With a combined annual income of $576 billion, African-Americans are becoming the most targeted consumers in the country, with companies eager to sell them everything from fast food to fashion.
The key, however, is in the delivery, said an successful African-American advertising executive who spoke to students at Southeast Missouri State University Sunday night.
Alvin Styles, vice president and director of research at Burrell Advertising, the world's largest minority-owned advertising agency, was speaker for the university's annual Michael Davis Lecture. Michael Davis died in 1994 from a hazing incident while at Southeast.
The lecture took place in conjunction with the school's Black History Month festivities. Styles addressed a standing-room-only crowd of more than 250 students about targeting the African-American consumer market.
"When African-Americans watch commercials, they want to see themselves, but they want to see you, too," Styles said about problems with targeted marketing. "The problem has been in the delivery, not necessarily in the messages themselves."
African-Americans make up the single largest minority segment in the United States -- a segment that is expected to grow another 14 percent by 2010, Styles said.
In its research, Burrell determined that the profile of the African-American consumer market depicts a segment that, compared to the general population, is younger, largely single, a social group that values family, education and religion. Its middle class is growing, its families are slightly larger and it has a high proportion of women as head of the household.
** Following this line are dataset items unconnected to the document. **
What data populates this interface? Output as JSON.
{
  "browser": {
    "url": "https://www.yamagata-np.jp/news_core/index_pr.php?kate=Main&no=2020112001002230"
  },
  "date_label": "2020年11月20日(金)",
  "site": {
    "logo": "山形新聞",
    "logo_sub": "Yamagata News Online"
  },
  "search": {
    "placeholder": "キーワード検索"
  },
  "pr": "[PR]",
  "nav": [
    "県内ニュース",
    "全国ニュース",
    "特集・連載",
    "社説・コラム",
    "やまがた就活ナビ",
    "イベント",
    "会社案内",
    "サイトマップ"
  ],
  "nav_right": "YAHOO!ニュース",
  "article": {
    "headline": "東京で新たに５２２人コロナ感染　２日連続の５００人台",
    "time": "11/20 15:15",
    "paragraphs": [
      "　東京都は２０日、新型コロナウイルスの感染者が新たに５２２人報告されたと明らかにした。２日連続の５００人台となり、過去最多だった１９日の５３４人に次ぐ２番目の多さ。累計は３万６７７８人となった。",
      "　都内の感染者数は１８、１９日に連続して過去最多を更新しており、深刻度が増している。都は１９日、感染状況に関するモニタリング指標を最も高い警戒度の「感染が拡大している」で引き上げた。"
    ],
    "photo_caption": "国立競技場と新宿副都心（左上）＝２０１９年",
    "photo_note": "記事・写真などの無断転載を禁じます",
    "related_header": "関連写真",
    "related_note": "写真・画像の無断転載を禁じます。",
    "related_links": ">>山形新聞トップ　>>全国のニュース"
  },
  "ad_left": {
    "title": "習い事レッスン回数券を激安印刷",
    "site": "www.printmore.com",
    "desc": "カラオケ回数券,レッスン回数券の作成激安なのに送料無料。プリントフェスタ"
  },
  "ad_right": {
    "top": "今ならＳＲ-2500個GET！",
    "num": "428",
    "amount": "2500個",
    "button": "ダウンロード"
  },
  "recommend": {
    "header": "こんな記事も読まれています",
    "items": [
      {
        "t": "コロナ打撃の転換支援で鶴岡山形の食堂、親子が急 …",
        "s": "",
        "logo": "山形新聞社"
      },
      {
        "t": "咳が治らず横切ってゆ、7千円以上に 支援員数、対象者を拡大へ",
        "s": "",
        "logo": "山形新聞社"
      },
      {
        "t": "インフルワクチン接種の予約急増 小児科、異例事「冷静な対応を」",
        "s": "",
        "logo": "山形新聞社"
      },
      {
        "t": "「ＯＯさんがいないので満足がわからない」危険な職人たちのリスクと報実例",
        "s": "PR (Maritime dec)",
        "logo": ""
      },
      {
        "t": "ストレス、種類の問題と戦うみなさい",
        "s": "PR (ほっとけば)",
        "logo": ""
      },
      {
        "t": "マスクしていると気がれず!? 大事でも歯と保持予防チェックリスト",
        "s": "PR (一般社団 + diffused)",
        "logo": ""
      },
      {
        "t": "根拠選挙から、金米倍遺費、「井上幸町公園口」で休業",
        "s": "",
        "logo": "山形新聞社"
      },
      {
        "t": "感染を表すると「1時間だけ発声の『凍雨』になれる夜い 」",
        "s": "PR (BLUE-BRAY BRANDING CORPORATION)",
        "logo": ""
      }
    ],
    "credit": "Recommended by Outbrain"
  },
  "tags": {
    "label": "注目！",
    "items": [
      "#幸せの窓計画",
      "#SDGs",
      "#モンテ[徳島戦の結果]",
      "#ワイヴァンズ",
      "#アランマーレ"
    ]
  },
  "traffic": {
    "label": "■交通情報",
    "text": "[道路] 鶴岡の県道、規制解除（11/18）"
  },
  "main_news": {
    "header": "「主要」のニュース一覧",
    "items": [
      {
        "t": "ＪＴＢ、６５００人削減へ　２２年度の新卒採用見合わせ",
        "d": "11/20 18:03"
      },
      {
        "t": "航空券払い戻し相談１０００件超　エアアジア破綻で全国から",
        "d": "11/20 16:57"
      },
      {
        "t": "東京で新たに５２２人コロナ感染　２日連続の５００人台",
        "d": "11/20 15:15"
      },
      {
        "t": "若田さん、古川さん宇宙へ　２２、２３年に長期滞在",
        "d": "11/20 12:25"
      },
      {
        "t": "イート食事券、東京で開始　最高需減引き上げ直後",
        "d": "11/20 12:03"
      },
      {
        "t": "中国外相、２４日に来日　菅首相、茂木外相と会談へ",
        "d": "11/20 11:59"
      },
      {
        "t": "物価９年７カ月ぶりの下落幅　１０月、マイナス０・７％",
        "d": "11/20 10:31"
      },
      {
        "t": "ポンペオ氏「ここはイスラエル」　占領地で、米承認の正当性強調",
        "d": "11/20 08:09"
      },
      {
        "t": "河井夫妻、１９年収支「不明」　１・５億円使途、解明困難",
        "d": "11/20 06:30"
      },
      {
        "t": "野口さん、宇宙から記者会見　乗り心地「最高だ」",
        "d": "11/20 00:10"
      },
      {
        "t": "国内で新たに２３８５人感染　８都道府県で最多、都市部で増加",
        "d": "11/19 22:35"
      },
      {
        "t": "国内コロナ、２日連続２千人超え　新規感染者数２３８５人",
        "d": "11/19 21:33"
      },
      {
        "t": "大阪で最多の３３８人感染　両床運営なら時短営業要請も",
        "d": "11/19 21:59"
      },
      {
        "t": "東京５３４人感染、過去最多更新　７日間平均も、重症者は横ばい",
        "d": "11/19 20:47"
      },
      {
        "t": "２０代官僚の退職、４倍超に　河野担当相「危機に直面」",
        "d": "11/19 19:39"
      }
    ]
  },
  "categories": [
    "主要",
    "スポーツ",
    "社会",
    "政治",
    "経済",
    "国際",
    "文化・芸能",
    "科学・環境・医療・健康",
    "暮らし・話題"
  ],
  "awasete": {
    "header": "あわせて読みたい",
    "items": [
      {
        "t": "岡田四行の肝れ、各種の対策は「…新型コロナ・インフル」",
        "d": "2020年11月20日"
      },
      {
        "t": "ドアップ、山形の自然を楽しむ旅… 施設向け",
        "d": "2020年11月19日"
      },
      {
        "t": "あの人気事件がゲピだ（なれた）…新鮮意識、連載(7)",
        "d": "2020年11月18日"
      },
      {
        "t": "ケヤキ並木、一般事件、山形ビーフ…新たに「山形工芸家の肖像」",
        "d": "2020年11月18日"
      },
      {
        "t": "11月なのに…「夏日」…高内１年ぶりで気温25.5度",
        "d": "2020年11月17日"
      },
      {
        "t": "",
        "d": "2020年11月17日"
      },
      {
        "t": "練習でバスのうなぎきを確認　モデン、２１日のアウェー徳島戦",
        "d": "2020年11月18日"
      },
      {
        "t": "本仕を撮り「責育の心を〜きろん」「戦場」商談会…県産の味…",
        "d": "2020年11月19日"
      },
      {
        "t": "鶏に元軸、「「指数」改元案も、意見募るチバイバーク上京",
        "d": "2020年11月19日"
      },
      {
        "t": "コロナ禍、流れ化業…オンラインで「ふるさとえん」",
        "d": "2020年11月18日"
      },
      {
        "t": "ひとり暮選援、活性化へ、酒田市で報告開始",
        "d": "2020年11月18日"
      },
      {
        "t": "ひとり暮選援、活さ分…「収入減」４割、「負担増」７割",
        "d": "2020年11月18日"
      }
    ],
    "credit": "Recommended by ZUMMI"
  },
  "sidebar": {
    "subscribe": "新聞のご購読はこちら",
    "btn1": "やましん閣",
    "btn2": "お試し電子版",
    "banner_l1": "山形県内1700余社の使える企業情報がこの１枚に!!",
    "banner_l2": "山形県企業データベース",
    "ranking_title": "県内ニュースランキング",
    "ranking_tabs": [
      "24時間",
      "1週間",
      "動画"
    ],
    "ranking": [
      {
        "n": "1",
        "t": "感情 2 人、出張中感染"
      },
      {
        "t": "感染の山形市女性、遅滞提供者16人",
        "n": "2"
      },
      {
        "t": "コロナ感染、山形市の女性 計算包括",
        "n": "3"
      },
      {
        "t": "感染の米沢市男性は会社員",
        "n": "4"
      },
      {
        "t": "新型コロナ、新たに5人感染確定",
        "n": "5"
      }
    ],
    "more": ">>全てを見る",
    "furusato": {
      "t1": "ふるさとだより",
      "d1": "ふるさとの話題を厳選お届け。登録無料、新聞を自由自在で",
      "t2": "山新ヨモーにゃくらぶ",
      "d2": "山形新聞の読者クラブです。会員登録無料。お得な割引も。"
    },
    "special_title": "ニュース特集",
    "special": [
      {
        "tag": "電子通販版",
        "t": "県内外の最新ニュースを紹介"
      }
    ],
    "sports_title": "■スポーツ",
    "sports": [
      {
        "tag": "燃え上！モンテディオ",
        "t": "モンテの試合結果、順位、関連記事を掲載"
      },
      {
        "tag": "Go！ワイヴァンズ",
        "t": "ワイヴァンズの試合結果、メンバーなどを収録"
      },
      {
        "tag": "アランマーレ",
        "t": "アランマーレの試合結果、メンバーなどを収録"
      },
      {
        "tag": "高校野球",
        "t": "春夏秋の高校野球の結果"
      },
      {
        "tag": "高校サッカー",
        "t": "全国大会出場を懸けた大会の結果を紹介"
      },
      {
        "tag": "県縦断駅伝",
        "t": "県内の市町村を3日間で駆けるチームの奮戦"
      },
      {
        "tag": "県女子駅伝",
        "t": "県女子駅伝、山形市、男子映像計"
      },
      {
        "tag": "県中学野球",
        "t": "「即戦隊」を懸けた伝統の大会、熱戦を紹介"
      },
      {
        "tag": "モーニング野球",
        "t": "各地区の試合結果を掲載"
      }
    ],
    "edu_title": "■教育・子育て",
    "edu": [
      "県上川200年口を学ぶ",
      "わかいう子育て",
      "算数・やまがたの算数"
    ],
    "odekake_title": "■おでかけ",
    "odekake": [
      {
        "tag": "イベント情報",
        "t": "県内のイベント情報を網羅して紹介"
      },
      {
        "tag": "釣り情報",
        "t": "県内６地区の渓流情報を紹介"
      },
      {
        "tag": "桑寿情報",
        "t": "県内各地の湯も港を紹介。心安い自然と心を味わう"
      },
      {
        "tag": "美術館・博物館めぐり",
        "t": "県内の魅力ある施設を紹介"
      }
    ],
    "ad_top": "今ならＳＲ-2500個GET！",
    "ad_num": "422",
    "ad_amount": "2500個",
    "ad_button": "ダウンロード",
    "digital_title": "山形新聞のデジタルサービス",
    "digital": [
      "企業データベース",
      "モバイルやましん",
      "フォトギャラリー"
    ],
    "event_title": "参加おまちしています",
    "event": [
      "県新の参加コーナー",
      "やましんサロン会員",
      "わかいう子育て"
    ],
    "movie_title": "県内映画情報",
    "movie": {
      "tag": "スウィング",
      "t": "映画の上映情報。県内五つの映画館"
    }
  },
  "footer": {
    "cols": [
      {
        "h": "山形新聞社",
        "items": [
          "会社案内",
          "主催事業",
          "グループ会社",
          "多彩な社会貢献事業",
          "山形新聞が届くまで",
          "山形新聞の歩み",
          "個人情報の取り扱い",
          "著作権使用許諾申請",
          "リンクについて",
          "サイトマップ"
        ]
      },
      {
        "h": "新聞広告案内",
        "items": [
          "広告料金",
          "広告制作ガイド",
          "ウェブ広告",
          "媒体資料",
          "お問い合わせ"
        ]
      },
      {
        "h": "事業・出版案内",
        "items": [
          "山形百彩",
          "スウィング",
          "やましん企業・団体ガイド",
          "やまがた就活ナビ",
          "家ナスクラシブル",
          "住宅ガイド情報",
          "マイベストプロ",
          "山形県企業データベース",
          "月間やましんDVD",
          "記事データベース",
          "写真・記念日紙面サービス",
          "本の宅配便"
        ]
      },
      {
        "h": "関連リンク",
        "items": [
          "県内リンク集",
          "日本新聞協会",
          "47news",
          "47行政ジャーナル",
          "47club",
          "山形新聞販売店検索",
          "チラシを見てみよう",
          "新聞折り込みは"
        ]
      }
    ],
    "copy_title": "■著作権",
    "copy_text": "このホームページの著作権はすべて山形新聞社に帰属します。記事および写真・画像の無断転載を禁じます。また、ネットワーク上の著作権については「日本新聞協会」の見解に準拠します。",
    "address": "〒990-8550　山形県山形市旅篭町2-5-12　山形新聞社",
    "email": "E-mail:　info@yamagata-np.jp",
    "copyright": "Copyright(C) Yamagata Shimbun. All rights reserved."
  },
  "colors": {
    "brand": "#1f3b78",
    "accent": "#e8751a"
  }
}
"One of the basic misconceptions about the African-American consumer market is that there is no family structure," Styles said. "That's not true. There is a family structure. It's just different."
Styles said Burrell has done television commercials for companies including McDonald's, Verizon, Sears, Sprite and Adidas. He showed some of the commercials to the audience and then talked about the marketing strategies involved in each.
A commercial for McDonald's showed a young African-American girl mischievously dividing a box of french fries between her and her younger brother.
"What I try to do is find something everybody can relate to," Styles said. "Can I try to make french fries culturally relevant? No. But I can try to serve it up in a fresh way."